Global Power Shift
With the fall of the Iron Curtain, the global economy has experienced rapid economic growth. Since 1990, global economic output has quadrupled, global trade flows have increased by a factor of six, and foreign investment stocks have grown by a factor of 13 (UNCTAD). However, the growth of the global economy has not been uniform across the board; it was, above all, the emerging economies of Asia and Latin America that benefited massively from integration into the global economy. Mexico and South Korea have been members of the Organisation for Economic Cooperation and Development (OECD) for many years. China is one of the technology leaders in information and communications technology, in the application of mobile payment and in AI research. Brazil, now the ninth largest economy in the world, is working at a rapid pace to digitise its large agricultural sector.
Asia’s Economic Importance Growing
The share of the EU28 (European Union, 28) in global economic output was 32.8 percent in 1990, compared to only 21.9 percent in 2018. Germany’s share in global production has also fallen since 1990 (7.4 percent) to 4.6 percent.
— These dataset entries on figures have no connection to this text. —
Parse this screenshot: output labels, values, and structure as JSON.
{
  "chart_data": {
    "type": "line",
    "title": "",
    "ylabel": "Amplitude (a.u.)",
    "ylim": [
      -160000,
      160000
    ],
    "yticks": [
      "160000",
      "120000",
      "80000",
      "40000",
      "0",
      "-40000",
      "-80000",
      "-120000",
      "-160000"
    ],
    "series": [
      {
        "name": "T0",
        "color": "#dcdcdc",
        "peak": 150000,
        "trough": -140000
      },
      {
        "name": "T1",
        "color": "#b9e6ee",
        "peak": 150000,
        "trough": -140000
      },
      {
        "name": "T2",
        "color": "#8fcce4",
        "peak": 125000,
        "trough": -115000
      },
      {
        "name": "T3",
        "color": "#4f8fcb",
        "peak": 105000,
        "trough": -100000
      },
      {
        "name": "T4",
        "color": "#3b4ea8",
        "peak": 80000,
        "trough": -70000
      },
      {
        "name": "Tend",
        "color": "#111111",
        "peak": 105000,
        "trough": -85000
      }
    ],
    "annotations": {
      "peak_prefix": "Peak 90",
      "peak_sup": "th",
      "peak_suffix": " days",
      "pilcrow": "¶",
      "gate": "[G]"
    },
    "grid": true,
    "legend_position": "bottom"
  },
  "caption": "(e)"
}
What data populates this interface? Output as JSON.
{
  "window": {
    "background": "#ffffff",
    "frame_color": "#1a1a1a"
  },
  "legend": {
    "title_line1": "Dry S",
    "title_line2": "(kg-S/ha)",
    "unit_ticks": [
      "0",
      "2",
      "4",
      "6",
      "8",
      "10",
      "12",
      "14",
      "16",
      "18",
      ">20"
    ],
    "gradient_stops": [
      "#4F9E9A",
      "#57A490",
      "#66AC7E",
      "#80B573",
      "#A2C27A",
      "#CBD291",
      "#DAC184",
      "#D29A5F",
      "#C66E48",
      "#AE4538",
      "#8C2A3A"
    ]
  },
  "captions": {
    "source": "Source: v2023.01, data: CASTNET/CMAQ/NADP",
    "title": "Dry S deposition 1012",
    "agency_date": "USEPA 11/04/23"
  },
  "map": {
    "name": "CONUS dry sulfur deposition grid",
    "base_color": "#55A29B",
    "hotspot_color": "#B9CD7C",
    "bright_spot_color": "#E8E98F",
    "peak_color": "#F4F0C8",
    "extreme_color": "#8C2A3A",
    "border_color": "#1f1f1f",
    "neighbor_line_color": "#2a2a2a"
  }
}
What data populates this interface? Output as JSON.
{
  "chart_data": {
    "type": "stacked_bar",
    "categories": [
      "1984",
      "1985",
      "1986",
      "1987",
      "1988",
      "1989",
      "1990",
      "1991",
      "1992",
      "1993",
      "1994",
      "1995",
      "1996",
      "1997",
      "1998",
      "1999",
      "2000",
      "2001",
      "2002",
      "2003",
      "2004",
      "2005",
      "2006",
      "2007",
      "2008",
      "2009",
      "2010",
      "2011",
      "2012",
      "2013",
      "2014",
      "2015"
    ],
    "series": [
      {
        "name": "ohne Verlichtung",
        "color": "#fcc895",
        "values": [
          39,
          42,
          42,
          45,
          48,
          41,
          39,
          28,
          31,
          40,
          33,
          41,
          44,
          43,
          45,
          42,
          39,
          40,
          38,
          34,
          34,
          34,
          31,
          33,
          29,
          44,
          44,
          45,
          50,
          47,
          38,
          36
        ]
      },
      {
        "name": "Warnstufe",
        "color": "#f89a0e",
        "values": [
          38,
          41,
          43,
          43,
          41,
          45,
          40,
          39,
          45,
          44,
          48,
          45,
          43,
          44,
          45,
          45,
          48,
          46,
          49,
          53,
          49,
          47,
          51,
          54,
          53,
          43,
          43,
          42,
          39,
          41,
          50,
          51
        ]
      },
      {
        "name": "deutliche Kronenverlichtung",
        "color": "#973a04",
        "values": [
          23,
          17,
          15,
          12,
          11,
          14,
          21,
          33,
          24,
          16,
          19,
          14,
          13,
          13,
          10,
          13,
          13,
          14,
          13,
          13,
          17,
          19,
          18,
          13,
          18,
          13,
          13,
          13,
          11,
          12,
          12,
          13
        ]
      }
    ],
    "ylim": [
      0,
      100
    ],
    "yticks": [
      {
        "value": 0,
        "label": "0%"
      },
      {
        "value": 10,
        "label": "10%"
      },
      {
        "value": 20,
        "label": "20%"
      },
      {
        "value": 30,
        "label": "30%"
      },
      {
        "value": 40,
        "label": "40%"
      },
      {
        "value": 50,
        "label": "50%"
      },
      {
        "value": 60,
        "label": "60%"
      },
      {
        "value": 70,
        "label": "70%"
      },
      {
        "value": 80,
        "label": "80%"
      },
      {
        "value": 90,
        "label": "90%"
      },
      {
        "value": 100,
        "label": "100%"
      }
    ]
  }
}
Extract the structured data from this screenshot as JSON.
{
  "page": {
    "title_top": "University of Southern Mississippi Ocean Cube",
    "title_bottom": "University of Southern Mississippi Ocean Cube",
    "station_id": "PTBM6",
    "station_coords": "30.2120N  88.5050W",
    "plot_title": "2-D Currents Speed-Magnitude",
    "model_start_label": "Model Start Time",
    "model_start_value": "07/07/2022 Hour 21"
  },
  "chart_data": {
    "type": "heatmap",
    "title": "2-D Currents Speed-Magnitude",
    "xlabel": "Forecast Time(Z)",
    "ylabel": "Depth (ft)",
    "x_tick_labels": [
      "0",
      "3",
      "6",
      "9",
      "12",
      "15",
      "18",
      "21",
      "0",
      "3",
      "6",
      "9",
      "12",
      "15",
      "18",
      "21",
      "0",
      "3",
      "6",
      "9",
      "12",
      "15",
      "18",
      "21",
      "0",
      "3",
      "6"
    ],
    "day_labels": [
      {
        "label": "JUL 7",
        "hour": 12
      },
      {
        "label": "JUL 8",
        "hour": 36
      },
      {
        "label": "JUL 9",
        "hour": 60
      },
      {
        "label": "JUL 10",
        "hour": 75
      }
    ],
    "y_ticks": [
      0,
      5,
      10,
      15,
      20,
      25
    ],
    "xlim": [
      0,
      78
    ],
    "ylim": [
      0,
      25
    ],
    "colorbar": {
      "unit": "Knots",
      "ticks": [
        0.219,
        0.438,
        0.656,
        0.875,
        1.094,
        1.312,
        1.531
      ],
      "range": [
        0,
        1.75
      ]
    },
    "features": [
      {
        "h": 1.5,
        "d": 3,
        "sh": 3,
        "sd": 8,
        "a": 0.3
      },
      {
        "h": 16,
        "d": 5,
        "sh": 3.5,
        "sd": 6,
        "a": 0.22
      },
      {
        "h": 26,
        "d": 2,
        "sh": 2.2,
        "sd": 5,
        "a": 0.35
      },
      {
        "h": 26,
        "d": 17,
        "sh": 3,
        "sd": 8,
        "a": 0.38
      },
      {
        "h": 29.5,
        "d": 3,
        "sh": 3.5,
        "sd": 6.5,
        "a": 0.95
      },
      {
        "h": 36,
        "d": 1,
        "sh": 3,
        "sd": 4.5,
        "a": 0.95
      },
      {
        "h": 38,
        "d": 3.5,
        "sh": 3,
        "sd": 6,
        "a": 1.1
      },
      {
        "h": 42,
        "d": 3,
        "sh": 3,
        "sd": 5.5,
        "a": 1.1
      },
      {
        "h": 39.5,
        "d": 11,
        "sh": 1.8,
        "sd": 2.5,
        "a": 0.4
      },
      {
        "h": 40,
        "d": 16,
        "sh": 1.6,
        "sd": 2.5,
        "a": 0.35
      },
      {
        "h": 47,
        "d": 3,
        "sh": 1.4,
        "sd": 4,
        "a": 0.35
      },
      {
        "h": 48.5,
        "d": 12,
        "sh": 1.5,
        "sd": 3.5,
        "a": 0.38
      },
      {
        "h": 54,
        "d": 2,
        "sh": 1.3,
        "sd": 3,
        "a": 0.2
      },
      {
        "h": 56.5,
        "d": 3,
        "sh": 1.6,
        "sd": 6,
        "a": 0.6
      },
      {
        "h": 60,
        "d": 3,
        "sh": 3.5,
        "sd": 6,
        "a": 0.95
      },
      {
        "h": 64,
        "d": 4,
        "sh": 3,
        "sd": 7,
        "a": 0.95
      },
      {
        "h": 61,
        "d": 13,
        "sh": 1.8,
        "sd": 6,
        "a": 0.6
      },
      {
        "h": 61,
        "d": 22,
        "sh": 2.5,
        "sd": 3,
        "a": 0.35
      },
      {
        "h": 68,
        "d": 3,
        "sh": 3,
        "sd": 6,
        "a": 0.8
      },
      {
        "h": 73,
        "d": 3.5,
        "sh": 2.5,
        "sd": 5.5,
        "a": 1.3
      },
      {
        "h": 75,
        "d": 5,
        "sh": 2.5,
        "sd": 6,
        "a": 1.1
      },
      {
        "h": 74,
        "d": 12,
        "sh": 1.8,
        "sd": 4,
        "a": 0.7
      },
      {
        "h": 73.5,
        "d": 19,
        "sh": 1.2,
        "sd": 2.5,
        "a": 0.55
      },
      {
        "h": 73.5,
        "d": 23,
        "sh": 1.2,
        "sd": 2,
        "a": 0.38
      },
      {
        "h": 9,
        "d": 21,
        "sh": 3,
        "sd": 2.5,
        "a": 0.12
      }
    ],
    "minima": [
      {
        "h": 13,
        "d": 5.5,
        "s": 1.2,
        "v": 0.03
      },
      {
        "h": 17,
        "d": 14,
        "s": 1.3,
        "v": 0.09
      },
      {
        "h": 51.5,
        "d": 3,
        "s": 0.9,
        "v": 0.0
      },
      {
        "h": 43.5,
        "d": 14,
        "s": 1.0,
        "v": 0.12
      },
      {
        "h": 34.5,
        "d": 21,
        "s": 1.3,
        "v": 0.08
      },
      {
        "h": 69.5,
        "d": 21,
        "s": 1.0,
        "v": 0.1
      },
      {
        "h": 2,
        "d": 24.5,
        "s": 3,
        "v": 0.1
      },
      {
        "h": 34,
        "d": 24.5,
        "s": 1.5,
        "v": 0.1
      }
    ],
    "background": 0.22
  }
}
On the other hand, Asian countries, in particular, have been able to increase their share of global GDP in recent decades. Whereas Asia accounted for 23.9 percent of global GDP in 1990, this figure had risen to 37.0 percent by 2018. The clear winner of this shift is China: with a population of around 1 billion people in 1990, the country contributed only 1.7 percent to world production; by 2018 it had already reached 15.9 percent. India generated a gross domestic product (GDP) of 2.7 trillion U.S. dollars in 2018, which represents an increase of 256 percent since 2000.
A similar picture emerges when looking at global trade flows. Germany’s share of world trade has fallen significantly: from twelve percent in 1990 to eight percent in 2018; the situation is similar for the EU28 as a whole (from 44.7 % to 33.3 %). By contrast, China was able to increase its share in world trade by a factor of six (from 1.8 % to 12.8 %). In view of Asia’s massive increase in exports, it is not surprising that the Asian countries have also been able to expand their role as globally active and financially strong investors in recent decades.
Latin America in an Economic Upswing
Brazil is regarded the economic powerhouse of South America. Generating a GDP of 1.87 trillion U.S. dollars in 2018, the country’s economic output has doubled since 2000. The country has a domestic market of 210 million inhabitants. It is Germany’s most important trading partner and investment destination in South America. Mexico now has over 120 million inhabitants and, after Brazil, is one of the most industrialised countries in Latin America. German automakers in particular, including VW, Audi, Daimler and, since 2019, BMW, value the country as a production location. In recent years, Mexico has developed into Latin America’s largest automobile producer (number seven in the world). Bosch, Continental, Webasto and many other German automotive suppliers are deeply rooted in the local value chains of the North and South American continents.
Opportunities and Risks
Germany has benefited considerably from the economic rise of the emerging markets. With a total trade volume of 199.3 billion euros (exports plus imports, 2018), China is Germany’s most important trading partner. In addition, German companies have invested massively in China over the past decades and employ around 767,000 people there (2017). A further success factor for German companies are their Asian suppliers, which is reflected in the increased share of value added from foreign imports in German exports. These now account for one-third of intermediate products purchased from abroad.
However, the growing importance of the emerging markets is also accompanied by major challenges for Germany. German industry depends on fair conditions for international trade. Such a framework was established in the decades following the Second World War. The World Trade Organisation (WTO), World Bank, International Monetary Fund (IMF), G7, G20 and a myriad of regulatory guardrails make rules-based international trade possible.
The increasing economic weight of emerging economies increases their influence on these institutions. For the first time in the history of globalisation, the regulatory framework could be decisively shaped by non-Western states. Unfortunately, the increased economic and political weight of these countries is not yet equally reflected in their willingness and sense of political responsibility to assume corresponding obligations in international organisations and to show a willingness to shape them. It is precisely in this decisive phase that the United States has withdrawn from its role as a heavyweight in the multilateral order and thus weakened the West’s creative power through trade conflicts.
The Western Model has much to Offer
In global systemic competition with state-capitalist countries such as China and Vietnam, Western countries have enormous competitive advantages to offer: for example, the creative power of free-market competition, the stability and integration of democracy, and the attractiveness of constitutions based on the rule of law for investors. The German government and the European Commission must now do everything in their power to strengthen the forces of the social market economy and the multilateral order. Engagement in global governance forums such as the G20, G7, WTO or OECD is just as necessary as ambitious trade diplomacy and the conclusion of free trade and investment agreements.